Editeur : Carlotta-Films. mars 2014. Nouveau master restauré haute définition. Le DVD ou le Le Blu-ray : 20,06 €.

Suppléments :

  • Triomphe de la passion (23 mn) L’historien du cinéma et critique américain Tag Gallagher analyse le rôle du personnage de Lisa Berndle, véritable meneuse de jeu de ce mélodrame ophulsien, à travers cet autoportrait de femme dévorée par un amour-passion indestructible.
  • Mémoires d'un producteur (15 mn) Sous les traits du producteur John Houseman, l’acteur Jacques Bouanich se remémore certains aspects du tournage de Lettre d’une inconnue et ses rapports avec Max Ophuls. Librement inspiré des mémoires de John Houseman (Front and Center), publiés en 1979. .

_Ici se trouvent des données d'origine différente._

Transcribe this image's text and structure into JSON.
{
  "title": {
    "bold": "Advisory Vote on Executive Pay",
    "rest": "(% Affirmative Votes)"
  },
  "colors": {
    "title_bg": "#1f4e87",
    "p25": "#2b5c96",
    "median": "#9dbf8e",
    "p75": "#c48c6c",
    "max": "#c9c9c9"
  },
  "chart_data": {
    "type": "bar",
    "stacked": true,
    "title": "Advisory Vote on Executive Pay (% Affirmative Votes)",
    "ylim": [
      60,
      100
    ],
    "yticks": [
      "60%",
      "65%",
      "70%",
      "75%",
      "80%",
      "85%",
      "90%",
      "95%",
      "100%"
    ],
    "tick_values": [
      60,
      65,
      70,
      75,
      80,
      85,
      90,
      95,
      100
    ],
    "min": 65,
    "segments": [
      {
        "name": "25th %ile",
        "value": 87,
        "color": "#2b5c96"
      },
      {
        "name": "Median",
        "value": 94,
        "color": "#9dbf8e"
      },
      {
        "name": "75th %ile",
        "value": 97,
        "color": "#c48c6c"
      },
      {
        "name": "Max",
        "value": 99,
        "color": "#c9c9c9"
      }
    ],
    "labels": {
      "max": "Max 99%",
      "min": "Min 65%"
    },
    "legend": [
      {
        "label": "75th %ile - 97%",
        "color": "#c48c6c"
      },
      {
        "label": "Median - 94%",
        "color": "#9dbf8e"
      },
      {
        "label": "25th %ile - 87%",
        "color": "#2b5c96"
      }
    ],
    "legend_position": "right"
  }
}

Un pianiste célèbre et vieillissant, Stefan Brand, reçoit un soir une lettre adressée par une inconnue, Lisa Berndle. Celle-ci lui révèle qu'elle lui voua, dès son adolescence, un amour exclusif, sans qu'il s'en aperçût jamais. Elle lui raconte comment, toute jeune encore, elle assista en cachette à son emménagement dans l'appartement voisin de celui de sa mère; comment elle rompit ses fiançailles qui s'annonçaient brillantes, afin de ne pas s'éloigner de lui; comment elle dut travailler pour assurer sa subsistance. Quelques rencontres furtives, à plusieurs années d'intervalle, une brève idylle ébauchée une nuit au Prater, une ultime étreinte un soir de fête, aussitôt oubliées par l'inconstant, furent les seuls moments de bonheur qu'elle goûta auprès de son volage amant.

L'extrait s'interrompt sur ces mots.